Monday, September 11, 2006


I didn't want to remember that today was September 11th. Perhaps I felt insenstive or guilty or maybe I just didn't want to relive those memories. Then I read a re-posting of a column Dave Barry wrote on September 13th, 2001 on his blog and the memories and thoughts people left in response. And everything can flooding back to me. Here's what I remember.

I had just started my freshman year of college. I ran out of the house that morning to take a test, and as I walked out to my car after I finished, I ran into a good friend. She asked me if I knew what was going on, realizing that I had been at school all morning, and told me to go straight home and turn on the TV. All I got from her was something about airplanes. I remember looking up at the sky before getting into my car, the early morning blue seeming eerily silent. 5 minutes later, I walked into my house to see my dad standing there, watching the television, tears in his eyes, in utter shock. He quickly gave me the run down of what had happened, the first tower had already fallen, and in the 10 minutes that I just stood there in disbelief, unable to move or take my eyes off the TV, the second tower fell.

Once I was able to somewhat function, I tried to get ahold of two people. One was a father of a dear friend who constantly traveled. I wanted to make sure he was on the ground somewhere and safe. He was suppose to have come home that morning, but had decided to fly home the night before. I sent an email to my friend Sophia, a friend from high school who had recently moved up to New York City to attend NYU. She quickly responded back, describing to me the sound of a low-flying plane they heard in class, and then silence. She said she couldn't see out of her window because of all the dust and debris. I was glad that they were both okay.

I remember feeling something at the pit of my stomach, something aching, that didn’t seem to go away. I remember waking up that next day, listening to the news radio program my alarm clock was set to, and hearing everything all over again in disbelief. It really did happen. Yesterday wasn’t a nightmare. I drove to work that day and passed a flag at a car dealership flying at half-staff, and I sobbed. That Sunday at church, we stood and sang "God bless America", and all that came out of me were tears.

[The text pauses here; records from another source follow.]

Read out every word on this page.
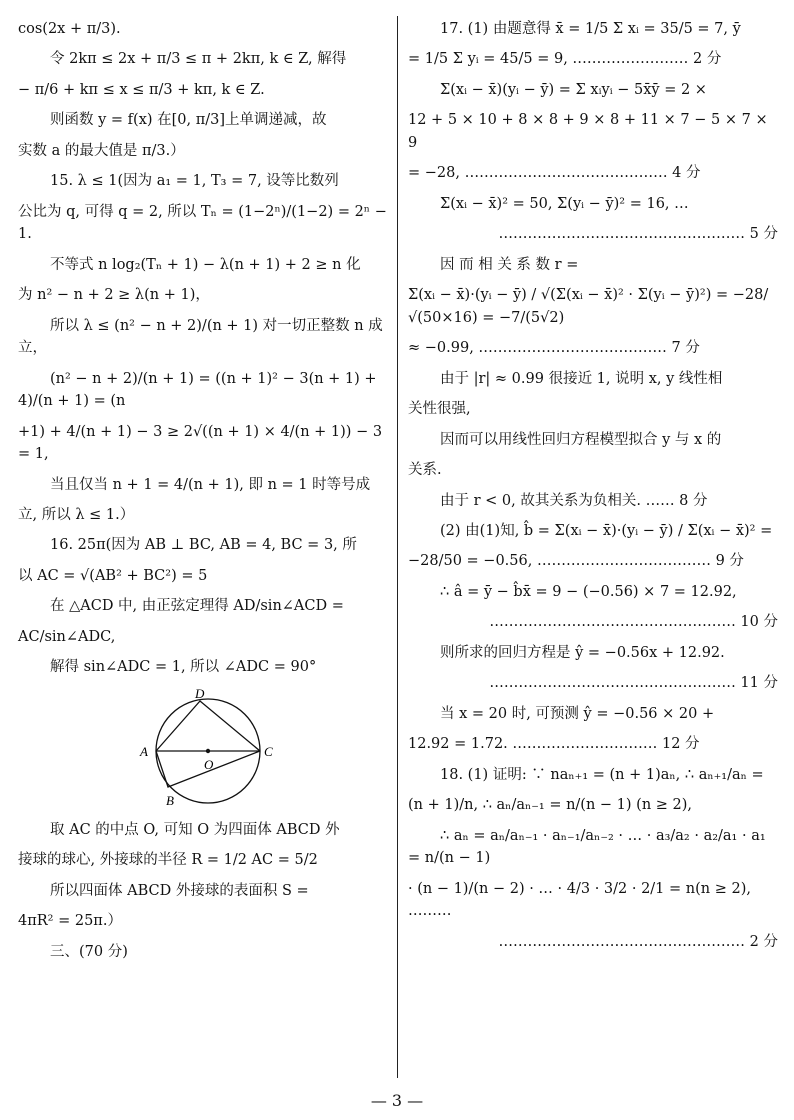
cos(2x + π/3).
令 2kπ ≤ 2x + π/3 ≤ π + 2kπ, k ∈ Z, 解得
− π/6 + kπ ≤ x ≤ π/3 + kπ, k ∈ Z.
则函数 y = f(x) 在[0, π/3]上单调递减，故
实数 a 的最大值是 π/3.）
15. λ ≤ 1(因为 a₁ = 1, T₃ = 7, 设等比数列
公比为 q, 可得 q = 2, 所以 Tₙ = (1−2ⁿ)/(1−2) = 2ⁿ − 1.
不等式 n log₂(Tₙ + 1) − λ(n + 1) + 2 ≥ n 化
为 n² − n + 2 ≥ λ(n + 1)，
所以 λ ≤ (n² − n + 2)/(n + 1) 对一切正整数 n 成立，
(n² − n + 2)/(n + 1) = ((n + 1)² − 3(n + 1) + 4)/(n + 1) = (n
+1) + 4/(n + 1) − 3 ≥ 2√((n + 1) × 4/(n + 1)) − 3 = 1,
当且仅当 n + 1 = 4/(n + 1), 即 n = 1 时等号成
立, 所以 λ ≤ 1.）
16. 25π(因为 AB ⊥ BC, AB = 4, BC = 3, 所
以 AC = √(AB² + BC²) = 5
在 △ACD 中, 由正弦定理得 AD/sin∠ACD =
AC/sin∠ADC,
解得 sin∠ADC = 1, 所以 ∠ADC = 90°
A
B
C
D
O
取 AC 的中点 O, 可知 O 为四面体 ABCD 外
接球的球心, 外接球的半径 R = 1/2 AC = 5/2
所以四面体 ABCD 外接球的表面积 S =
4πR² = 25π.）
三、(70 分)
17. (1) 由题意得 x̄ = 1/5 Σ xᵢ = 35/5 = 7, ȳ
= 1/5 Σ yᵢ = 45/5 = 9, …………………… 2 分
Σ(xᵢ − x̄)(yᵢ − ȳ) = Σ xᵢyᵢ − 5x̄ȳ = 2 ×
12 + 5 × 10 + 8 × 8 + 9 × 8 + 11 × 7 − 5 × 7 × 9
= −28, …………………………………… 4 分
Σ(xᵢ − x̄)² = 50, Σ(yᵢ − ȳ)² = 16, …
…………………………………………… 5 分
因 而 相 关 系 数 r =
Σ(xᵢ − x̄)·(yᵢ − ȳ) / √(Σ(xᵢ − x̄)² · Σ(yᵢ − ȳ)²) = −28/√(50×16) = −7/(5√2)
≈ −0.99, ………………………………… 7 分
由于 |r| ≈ 0.99 很接近 1, 说明 x, y 线性相
关性很强,
因而可以用线性回归方程模型拟合 y 与 x 的
关系.
由于 r < 0, 故其关系为负相关. …… 8 分
(2) 由(1)知, b̂ = Σ(xᵢ − x̄)·(yᵢ − ȳ) / Σ(xᵢ − x̄)² =
−28/50 = −0.56, ……………………………… 9 分
∴ â = ȳ − b̂x̄ = 9 − (−0.56) × 7 = 12.92,
…………………………………………… 10 分
则所求的回归方程是 ŷ = −0.56x + 12.92.
…………………………………………… 11 分
当 x = 20 时, 可预测 ŷ = −0.56 × 20 +
12.92 = 1.72. ………………………… 12 分
18. (1) 证明: ∵ naₙ₊₁ = (n + 1)aₙ, ∴ aₙ₊₁/aₙ =
(n + 1)/n, ∴ aₙ/aₙ₋₁ = n/(n − 1) (n ≥ 2),
∴ aₙ = aₙ/aₙ₋₁ · aₙ₋₁/aₙ₋₂ · … · a₃/a₂ · a₂/a₁ · a₁ = n/(n − 1)
· (n − 1)/(n − 2) · … · 4/3 · 3/2 · 2/1 = n(n ≥ 2), ………
…………………………………………… 2 分
— 3 —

I remember my little, deaf and mentally retarded brother asking me later that week why I was crying. I asked him if he knew what had happened. He said/signed to me that airplanes had hit the buildings and that they buildings had fallen. He asked me if there were people in the buildings. I told him yes. He looked at me confused, trying to comprehend everything, and then asked if they had died. I told him yes, some had, but that some did make it out. He didn’t understand, and his simple and innocent conclusion to our conversation was that the planes needed to go around the buildings. I told him yes, they needed to. I longed to feel his innocence that day.

I remember watching "The Late Show with David Letterman" the Monday after that very long week, and being glad that he was back to make me laugh, even if it was only due to the stupid "Top Ten List" that night – "Top Ten Things that Almost Rhyme with Hat". It was appropriately hilarious.

I don't have any great words of wisdom to share, just muddled thoughts. I will say this, though. I love this country, I love the people who live in this country and make it the wonderful nation it is. I can't understand the evil hatred that some harbor against us. I can't even imagine it. With so much of this hatred still in the world today, let us try to replace it with peace. Let us love each other more fully. Let us share what we have with others. Let us be good people of the world, our countries, our communities, and our homes.

"I have a dream that one day every valley shall be exalted, every hill and mountain shall be made low, the rough places will be made plain, and the crooked places will be made straight, and the glory of the Lord shall be revealed, and all flesh shall see it together."
- Martin Luther King, Jr., August 28, 1963


  1. I woke up that morning to my mom telling me that a plane had just hit one of the twin towers. Without hearing any other news from any radio or TV station, I knew that it was the wrok of terrorists. Call it intuition, call it a lucky guess. But in any case, the morning was spent at work going from examining down and feathers on the nanoscopic scale to watching the small TV Darlene had brought in to work. So how would this affect my mission? Would I be able to leave on time? I had a friend who was in a plane on the runway prepared to leave for his mission in Switzerland that day at 9:00 AM. Needless to say, his flight was postponed despite its advanced stages of takeoff.

    I love this country too. Yes, it has tons of flaws, but the more I learn about it, the firmer I become convinced that it was instituted by God for the benefit not only of its inhabitants, but of all mankind.

  2. Hope you don't mind my bursting into your blog here.

    I'm just glad to see another 9/11 post out there somewhere. May we never forget!